De vroede vaderen zaten met de handen in het haar. Niet dat er geen voorstellen aangedragen werden, doch het ene was al uitzinniger dan het andere.

Ik zou aan dit fait divers verder geen aandacht geschonken hebben ware het niet dat ik deze gekke toestand aan mijn vriend Guido verteld had. Hij is een man met veel interesses, waaronder het vrouwelijk schoon een belangrijke plaats inneemt. Hopeloze gevallen zoals voorgaande trekken zijn bijzondere aandacht en een notenbalk diepe rimpels in zijn voorhoofd verried dat zijn hersenspier in volle werking was. Peinzend verliet hij mijn huis, vervuld van de grootste twijfels staarde ik hem na.

Uitgerekend een etmaal later rinkelde de telefoon. Ik nam de hoorn van de haak en hoorde aan de andere kant van de draad het sinds lang vergeten lied “Juicht Belgen juicht in bredevol akkoorden, van aan de Maas tot aan het Noordzeestrand” weerklinken.

“Het is niet waar!” riep ik “dit kan niet, jij hebt het niet gevonden!”

“Toch wel,” klonk het opgewekt “loof mij met snaartuig en schalmei! Loof mij met welklinkende cimbels, met cimbels vol vreugdegeschal!”

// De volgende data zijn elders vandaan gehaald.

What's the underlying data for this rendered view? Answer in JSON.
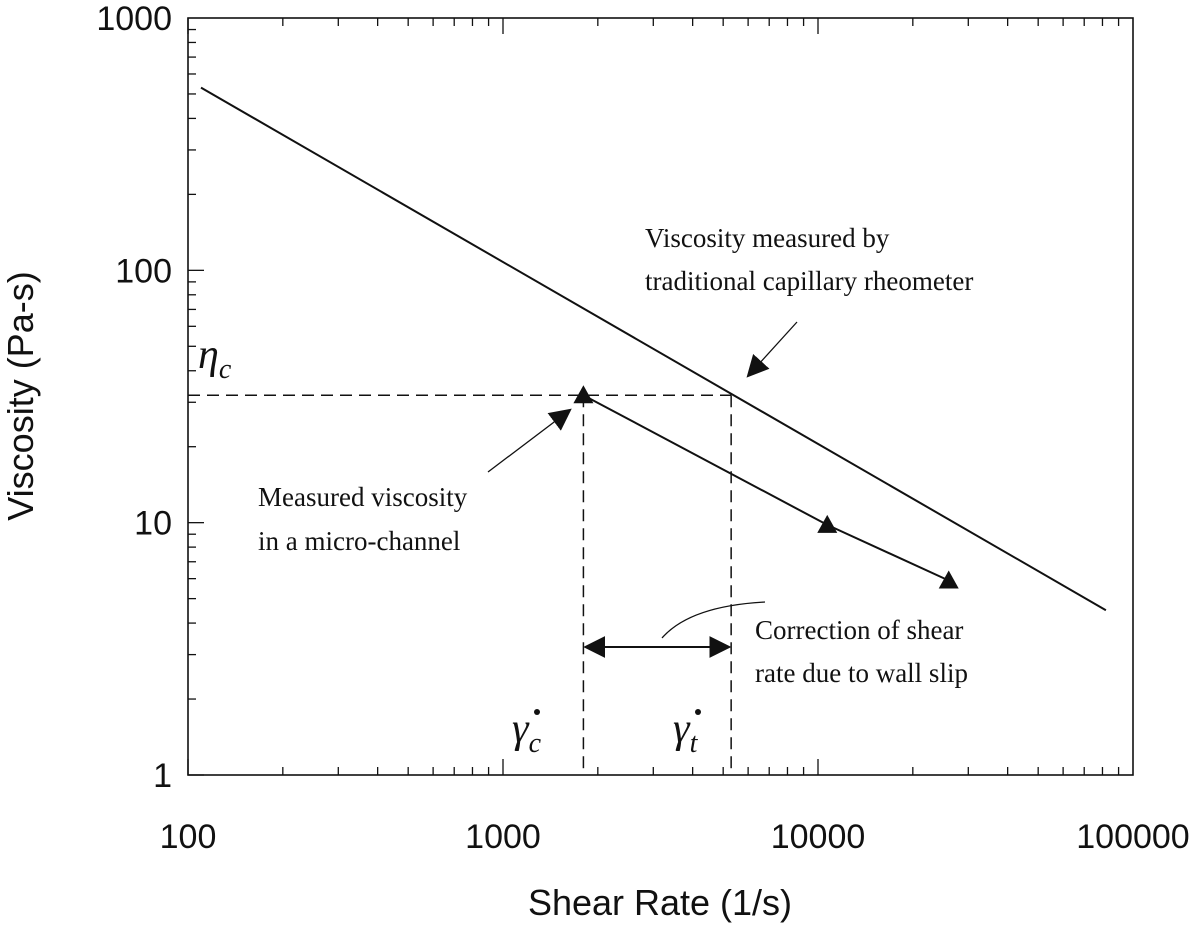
{
  "chart_data": {
    "type": "line",
    "xlabel": "Shear Rate (1/s)",
    "ylabel": "Viscosity (Pa-s)",
    "x_scale": "log",
    "y_scale": "log",
    "xlim": [
      100,
      100000
    ],
    "ylim": [
      1,
      1000
    ],
    "x_tick_labels": [
      "100",
      "1000",
      "10000",
      "100000"
    ],
    "y_tick_labels": [
      "1",
      "10",
      "100",
      "1000"
    ],
    "grid": false,
    "series": [
      {
        "marker": "none",
        "x": [
          110,
          82000
        ],
        "y": [
          530,
          4.5
        ]
      },
      {
        "marker": "triangle",
        "x": [
          1800,
          10700,
          26000
        ],
        "y": [
          32,
          9.8,
          5.9
        ]
      }
    ],
    "reference_lines": {
      "eta_c": 32,
      "gamma_c": 1800,
      "gamma_t": 5300
    },
    "symbols": {
      "eta": "η",
      "eta_sub": "c",
      "gamma": "γ",
      "gamma_c_sub": "c",
      "gamma_t_sub": "t"
    },
    "annotations": {
      "capillary": [
        "Viscosity measured by",
        "traditional capillary rheometer"
      ],
      "micro": [
        "Measured viscosity",
        "in a micro-channel"
      ],
      "correction": [
        "Correction of shear",
        "rate due to wall slip"
      ]
    }
  }
}
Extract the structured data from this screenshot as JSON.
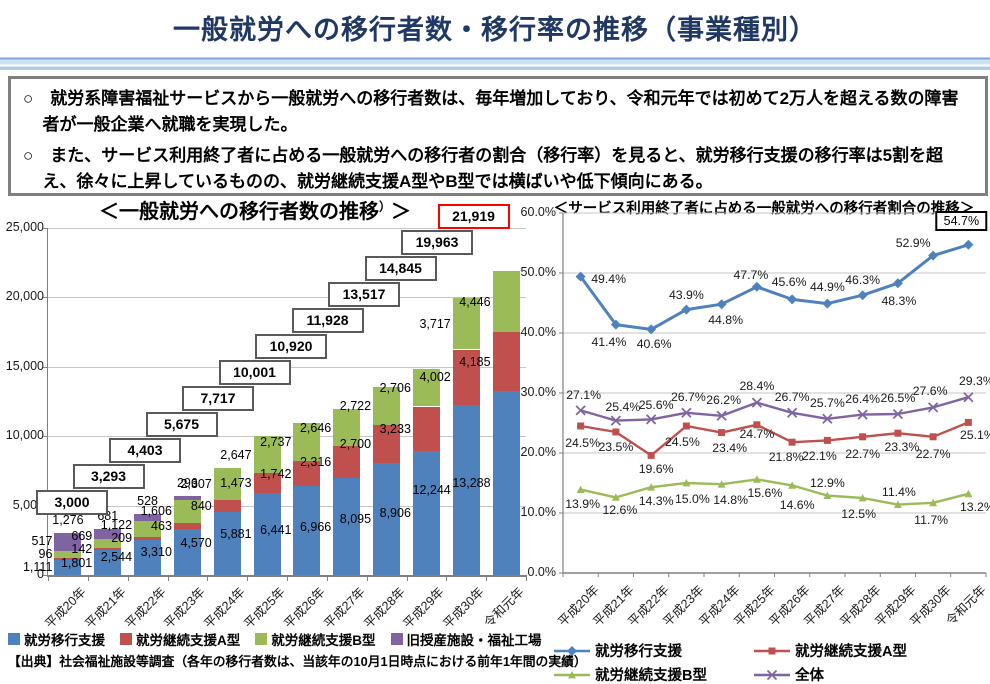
{
  "page_title": "一般就労への移行者数・移行率の推移（事業種別）",
  "summary": {
    "bullet1": "○　就労系障害福祉サービスから一般就労への移行者数は、毎年増加しており、令和元年では初めて2万人を超える数の障害者が一般企業へ就職を実現した。",
    "bullet2": "○　また、サービス利用終了者に占める一般就労への移行者の割合（移行率）を見ると、就労移行支援の移行率は5割を超え、徐々に上昇しているものの、就労継続支援A型やB型では横ばいや低下傾向にある。"
  },
  "chart_data": [
    {
      "type": "bar",
      "title_main": "＜一般就労への移行者数の推移",
      "title_sup": "）",
      "title_close": "＞",
      "categories": [
        "平成20年",
        "平成21年",
        "平成22年",
        "平成23年",
        "平成24年",
        "平成25年",
        "平成26年",
        "平成27年",
        "平成28年",
        "平成29年",
        "平成30年",
        "令和元年"
      ],
      "series": [
        {
          "name": "就労移行支援",
          "color": "#4f81bd",
          "values": [
            1111,
            1801,
            2544,
            3310,
            4570,
            5881,
            6441,
            6966,
            8095,
            8906,
            12244,
            13288
          ]
        },
        {
          "name": "就労継続支援A型",
          "color": "#c0504d",
          "values": [
            96,
            142,
            209,
            463,
            840,
            1473,
            1742,
            2316,
            2700,
            3233,
            4002,
            4185
          ]
        },
        {
          "name": "就労継続支援B型",
          "color": "#9bbb59",
          "values": [
            517,
            669,
            1122,
            1606,
            2307,
            2647,
            2737,
            2646,
            2722,
            2706,
            3717,
            4446
          ]
        },
        {
          "name": "旧授産施設・福祉工場",
          "color": "#8064a2",
          "values": [
            1276,
            681,
            528,
            296,
            0,
            0,
            0,
            0,
            0,
            0,
            0,
            0
          ]
        }
      ],
      "totals": [
        3000,
        3293,
        4403,
        5675,
        7717,
        10001,
        10920,
        11928,
        13517,
        14845,
        19963,
        21919
      ],
      "highlight_last_total": true,
      "highlight_color": "#ff0000",
      "ylim": [
        0,
        25000
      ],
      "yticks": [
        "0",
        "5,000",
        "10,000",
        "15,000",
        "20,000",
        "25,000"
      ],
      "grid": true,
      "legend_position": "bottom",
      "source": "【出典】社会福祉施設等調査（各年の移行者数は、当該年の10月1日時点における前年1年間の実績）"
    },
    {
      "type": "line",
      "title": "＜サービス利用終了者に占める一般就労への移行者割合の推移＞",
      "categories": [
        "平成20年",
        "平成21年",
        "平成22年",
        "平成23年",
        "平成24年",
        "平成25年",
        "平成26年",
        "平成27年",
        "平成28年",
        "平成29年",
        "平成30年",
        "令和元年"
      ],
      "series": [
        {
          "name": "就労移行支援",
          "color": "#4f81bd",
          "marker": "diamond",
          "values": [
            49.4,
            41.4,
            40.6,
            43.9,
            44.8,
            47.7,
            45.6,
            44.9,
            46.3,
            48.3,
            52.9,
            54.7
          ]
        },
        {
          "name": "就労継続支援A型",
          "color": "#c0504d",
          "marker": "square",
          "values": [
            24.5,
            23.5,
            19.6,
            24.5,
            23.4,
            24.7,
            21.8,
            22.1,
            22.7,
            23.3,
            22.7,
            25.1
          ]
        },
        {
          "name": "就労継続支援B型",
          "color": "#9bbb59",
          "marker": "triangle",
          "values": [
            13.9,
            12.6,
            14.3,
            15.0,
            14.8,
            15.6,
            14.6,
            12.9,
            12.5,
            11.4,
            11.7,
            13.2
          ]
        },
        {
          "name": "全体",
          "color": "#8064a2",
          "marker": "x",
          "values": [
            27.1,
            25.4,
            25.6,
            26.7,
            26.2,
            28.4,
            26.7,
            25.7,
            26.4,
            26.5,
            27.6,
            29.3
          ]
        }
      ],
      "ylim": [
        0,
        60
      ],
      "yticks": [
        "0.0%",
        "10.0%",
        "20.0%",
        "30.0%",
        "40.0%",
        "50.0%",
        "60.0%"
      ],
      "grid": true,
      "legend_position": "bottom",
      "highlight_last_blue_label": true
    }
  ]
}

Weldra zat mijn vriend bij me met een korte levensschets van Francis Galton in de hand. Francis, geboren 16 februari 1822 nabij Birmingham, en de ontdekker van de vingerafdruk als systeem om booswichten te vatten, werd honderd jaar geleden met hetzelfde probleem geconfronteerd als de vaderen van Manatee. Hij maakte er op dat ogenblik een studie over de uitzonderlijke omvang van het zitvlak der Hottentotvrouwen. Om de metingen uit te voeren, moest hij zowel omzichtig als tactvol te werk gaan. Voor een gentleman van zijn kaliber was dat een koud kunstje. Hij nam zijn sextant ter hand, deed op 100 passen de nodige metingen, zette de resultaten om in driehoeksmeetkunde en logaritmen en schreef vervolgens een belangwekkend artikel over dit merkwaardig verschijnsel.

“Door het resultaat te delen door drie kan er ofwel een vrijspraak of een veroordeling bij snelprocedure volgen”, zei Guido.

Ik beklaagde de arme strandwachters die terug naar de schoolbanken moesten om er, niet met badpakken maar met meetkunde in de ruimte te worstelen.